Allora è evidente che occorre rimettere a punto un po' di cose, per questo si prova a mettere giù dei temi su cui ragionare, senza arroganza di esaurimento delle tante cose da considerare:

  1. la nostra è una democrazia rappresentativa, quindi sono i rappresentanti a dover scegliere e ad assumersene le responsabilità;
  2. la partecipazione non si può fare su piani e progetti già pronti, ma sull'avvio del procedimento di formazione, rendendo questo documento un qualcosa di molto specifico ed approfondito, tanto più approfondito se piano o progetto sono da assoggettare a valutazione ambientale strategica - Vas; la partecipazione va fatta anche e soprattutto sulla formazione della legislazione regionale e questa partecipazione non può risolversi, magari invocando urgenze ed emergenze del caso, nella frettolosa consultazione di rappresentanze più o meno rappresentative, quando non proprio oligarchiche;
  3. la mappa della pianificazione va ridisegnata: basta con piani che generano piani che sono frutto della coopianificazione (parola che sembra voler dire o suddivisione del rischio d'impresa, o surrettizio controllo dell'azione di un soggetto proponente ma senza specifica assunzione di responsabilità da parte del controllore) ; ad ogni piano corrispondano specifiche competenze e ad ogni ente corrispondano specifiche competenze;
  4. ad ogni piano corrispondano responsabilità, e se Baratti, per fare un esempio, è un patrimonio della comunità regionale, non può essere la Provincia (se ancora esisterà) o il Comune a determinarne futuro e condizioni d'uso; quindi la soluzione di alta qualità alberghiera è allocuzione senza senso in conferenza dei servizi, ma oggi è responsabilità del comune interpretare la qualità di Baratti per dare una soluzione qualitativamente funzionale e ambientalmente compatibile all'uso del territorio e del patrimonio edilizio;
  5. l'innovazione legislativa, non è portatrice di frutti, se non supportata da una rivoluzione culturale che deve attraversare tutti gli strati sociali; la legge 1 è affare degli addetti ai lavori, non è patrimonio collettivo; tanto per intenderci non è come la legge 59 del 1980 (quella su i centri storici per intenderci) che arrivò dopo sperimentazioni, innumerevoli confronti  si concretizzò in tante iniziative diffuse nei 280 e passa comuni della regione e fu patrimonio collettivo; direi fu la prima volta che si consentì al mondo emarginato dei centri storici (inteso in senso fisico e in senso sociale) di sentirsi al centro, nelle città come nelle campagne; da li ricordiamo è partito il miracoloso e portentoso recupero della Toscana e quello era un patrimonio di tutti (dei giovani architetti, come degli anziani abbandonati in case fatiscenti di piccoli borghi ); la questione paesaggistica non lo è ancora, perché non c'è il Piano Paesaggistico, perché quello che verrà dobbiamo auspicare non sia un'operazione tecnicistica o peggio ancora accademica, perché si deve rendere chiaro non solo la tutela, ma soprattutto cosa e come fare per governare e rendere redditizio questo patrimonio conservandolo, facendo sì che si senta questo un impegno ed un'opera collettiva;

Ovviamente queste sono provocazioni, non vogliono essere, non sono, né verità, né soluzione, sono il pressante invito a chi porta responsabilità politica, di farsi carico di un ampio coinvolgimento della società toscana, tutta, ed in maniera diffusa.

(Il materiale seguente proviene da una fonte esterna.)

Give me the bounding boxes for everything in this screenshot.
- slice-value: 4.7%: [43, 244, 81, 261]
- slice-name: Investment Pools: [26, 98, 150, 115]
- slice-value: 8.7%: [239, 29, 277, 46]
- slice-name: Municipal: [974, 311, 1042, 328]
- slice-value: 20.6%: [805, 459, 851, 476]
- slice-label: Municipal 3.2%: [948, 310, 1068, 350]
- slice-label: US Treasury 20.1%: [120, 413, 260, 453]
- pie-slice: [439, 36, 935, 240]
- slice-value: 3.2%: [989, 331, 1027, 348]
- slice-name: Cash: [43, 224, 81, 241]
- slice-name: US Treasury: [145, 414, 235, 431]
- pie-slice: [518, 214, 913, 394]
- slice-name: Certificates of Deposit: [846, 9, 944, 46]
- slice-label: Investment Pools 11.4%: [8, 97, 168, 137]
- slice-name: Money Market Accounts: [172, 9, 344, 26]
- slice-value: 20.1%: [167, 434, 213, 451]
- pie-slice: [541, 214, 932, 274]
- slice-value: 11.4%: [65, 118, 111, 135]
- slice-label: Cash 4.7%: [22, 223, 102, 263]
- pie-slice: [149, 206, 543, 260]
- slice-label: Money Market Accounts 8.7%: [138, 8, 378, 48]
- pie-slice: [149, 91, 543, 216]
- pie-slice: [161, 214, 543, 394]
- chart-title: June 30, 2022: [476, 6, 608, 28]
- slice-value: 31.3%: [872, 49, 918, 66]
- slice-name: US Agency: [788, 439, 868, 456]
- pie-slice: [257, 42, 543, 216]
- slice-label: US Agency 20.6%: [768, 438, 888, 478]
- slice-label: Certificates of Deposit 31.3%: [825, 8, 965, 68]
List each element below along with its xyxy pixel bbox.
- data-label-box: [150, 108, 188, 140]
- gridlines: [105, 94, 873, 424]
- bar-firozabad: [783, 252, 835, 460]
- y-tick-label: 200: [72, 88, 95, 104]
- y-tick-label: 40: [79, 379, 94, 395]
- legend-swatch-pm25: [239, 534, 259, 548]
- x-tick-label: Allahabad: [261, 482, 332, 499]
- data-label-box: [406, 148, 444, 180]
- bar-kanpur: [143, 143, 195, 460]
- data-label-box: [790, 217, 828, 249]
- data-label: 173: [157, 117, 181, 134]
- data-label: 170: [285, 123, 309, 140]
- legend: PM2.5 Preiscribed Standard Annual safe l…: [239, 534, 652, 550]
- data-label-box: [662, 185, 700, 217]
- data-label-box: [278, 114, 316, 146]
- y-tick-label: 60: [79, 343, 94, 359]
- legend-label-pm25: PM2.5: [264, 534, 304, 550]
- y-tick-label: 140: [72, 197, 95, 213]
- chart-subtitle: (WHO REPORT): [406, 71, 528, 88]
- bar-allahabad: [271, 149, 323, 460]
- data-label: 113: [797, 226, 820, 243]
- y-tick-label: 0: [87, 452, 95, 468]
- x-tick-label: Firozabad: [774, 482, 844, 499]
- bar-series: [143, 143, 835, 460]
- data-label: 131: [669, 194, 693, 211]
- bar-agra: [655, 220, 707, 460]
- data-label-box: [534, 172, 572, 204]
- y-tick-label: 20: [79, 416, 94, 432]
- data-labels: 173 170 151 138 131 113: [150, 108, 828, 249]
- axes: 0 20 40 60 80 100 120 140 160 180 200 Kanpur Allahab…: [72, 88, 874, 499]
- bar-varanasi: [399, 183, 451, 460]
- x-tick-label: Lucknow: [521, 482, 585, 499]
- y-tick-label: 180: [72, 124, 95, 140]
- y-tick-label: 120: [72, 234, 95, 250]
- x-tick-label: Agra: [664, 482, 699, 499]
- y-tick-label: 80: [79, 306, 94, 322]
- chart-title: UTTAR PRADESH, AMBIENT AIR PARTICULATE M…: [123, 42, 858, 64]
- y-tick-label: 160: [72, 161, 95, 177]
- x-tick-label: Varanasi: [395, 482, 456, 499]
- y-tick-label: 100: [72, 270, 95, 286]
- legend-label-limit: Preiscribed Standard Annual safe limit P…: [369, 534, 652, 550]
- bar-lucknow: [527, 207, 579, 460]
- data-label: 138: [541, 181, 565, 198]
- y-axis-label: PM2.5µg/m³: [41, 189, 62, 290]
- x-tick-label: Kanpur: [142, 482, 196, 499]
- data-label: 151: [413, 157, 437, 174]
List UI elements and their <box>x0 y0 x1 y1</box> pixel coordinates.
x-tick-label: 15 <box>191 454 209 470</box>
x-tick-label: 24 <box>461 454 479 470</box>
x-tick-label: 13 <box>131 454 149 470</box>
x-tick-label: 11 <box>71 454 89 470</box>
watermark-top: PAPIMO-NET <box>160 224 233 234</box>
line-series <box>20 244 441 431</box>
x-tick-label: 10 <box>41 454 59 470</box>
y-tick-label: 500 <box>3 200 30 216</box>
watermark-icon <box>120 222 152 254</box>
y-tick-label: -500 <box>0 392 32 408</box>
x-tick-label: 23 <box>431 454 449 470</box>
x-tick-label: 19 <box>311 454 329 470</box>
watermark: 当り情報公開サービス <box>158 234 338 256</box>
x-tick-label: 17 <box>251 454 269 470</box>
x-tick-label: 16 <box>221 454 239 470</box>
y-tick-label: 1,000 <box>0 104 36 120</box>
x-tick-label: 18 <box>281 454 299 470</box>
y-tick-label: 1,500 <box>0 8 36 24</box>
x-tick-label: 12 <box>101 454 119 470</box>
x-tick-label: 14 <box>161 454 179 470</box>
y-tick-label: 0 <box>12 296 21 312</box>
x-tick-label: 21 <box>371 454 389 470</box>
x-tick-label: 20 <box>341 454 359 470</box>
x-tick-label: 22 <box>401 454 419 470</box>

Il paesaggio è sintesi di incontri e scontri, è frutto evidente del lavoro consapevole di grandi architetti o grandi governanti del passato, specchio di rapporti di forza ed interessi, prodotto del quotidiano amore per le cose del mondo,  in quanto essenziali alla sopravvivenza, come ben sapeva il mezzadro che il paesaggio toscano più di ogni altro ha costruito; è costruzione collettiva cioè, e se non ci sono i padroni ed i governanti, gli architetti o gli ingegneri, i mezzadri (noi tutti in questa attualità), non ci sarà espressione della nostra cultura. Come "mezzadro" del ventunesimo secolo auspico che non si dia il paesaggio come opera del principe illuminato, tecnico o politico che sia, spero che quel po' di sinistra che esiste ancora riesca a farne un prodotto coinvolgente tanti piccoli protagonisti.